Таким образом, в руках ВЧК оказались три нити: дешифрованная инструкция Деникина о приблизительных сроках восстания, подтвержденная Крашенинниковым версия, что в Москве существует разветвленная контрреволюционная организация «Национальный центр», наконец, допущение, что один из ее руководителей — некий ННЩ.
В том месте, где курьер должен был передать деньги представителю «Национального центра», была устроена засада. Но никто за деньгами не пришел.
Обдумывая сообщение о бесплодности засады, Артузов подошел к окну, прижался лбом к стеклу. Приятная прохлада освежила лицо. Стало легче размышлять, думать. А думать он привык, сопоставляя факты, искал в них взаимосвязь. Всплыл в памяти недавно переданный ему разговор. Одна учительница пришла к Феликсу Эдмундовичу и поделилась с ним подозрениями, которые она с некоторых пор стала испытывать к своему директору, некоему Алферову Алексею Даниловичу. Слушая ее рассказ, Дзержинский, по обыкновению, смотрел в глаза собеседницы, пытаясь уловить все оттенки их выражения. Когда-то, в молодые годы он познакомился с книгой, в которой рассказывалось о методах чтения по лицам и уверовал, что глаза человека могут раскрыть его характер и намерения. Действительно, взглядом угрожают и устрашают, приказывают и запрещают, смешат и печалят, отказывают и дают. Для проверки истинности сведений, что директор — враг, Феликс Эдмундович спросил:
— Все, что вы рассказали, в высшей степени для нас интересно. За это вам спасибо. Но не личная ли неприязнь к Алферову привела вас к нам?
И тотчас глаза учительницы отреагировали на поставленный вопрос. Осуждающим взглядом она выразила свою печаль и огорчение — ей в чем-то не верят.

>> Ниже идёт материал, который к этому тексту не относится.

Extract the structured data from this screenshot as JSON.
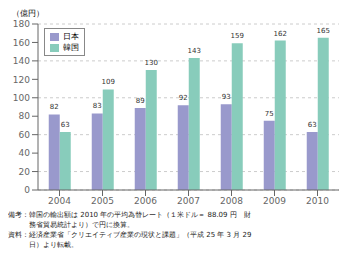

Дзержинский конечно же поверил учительнице и дал распоряжение понаблюдать за Алферовым. Вскоре поступили сведения, что директор школы ведет странный образ жизни, на его квартире собираются подозрительные люди, и штатские и военные. Он поддерживает связи с бывшим крупным деятелем партии кадетов и депутатом Государственной думы Николаем Николаевичем Щепкиным, лояльность которого к Советской власти весьма сомнительна.
В ходе размышлений о встрече Дзержинского с учительницей Артузову на ум пришла мысль сопоставить псевдоним Кока с именем Николай. С усмешкой вспомнил, что до революции в некоторых кругах употребляли пошловато-игривые сокращения: Александр — Алекс, Сергей — Серж, Николай — ну конечно же Ника или Кока. А ННЩ? Не начальные ли буквы имени, отчества и фамилии? Если так, то ННЩ, выходит, Николай Николаевич Щепкин?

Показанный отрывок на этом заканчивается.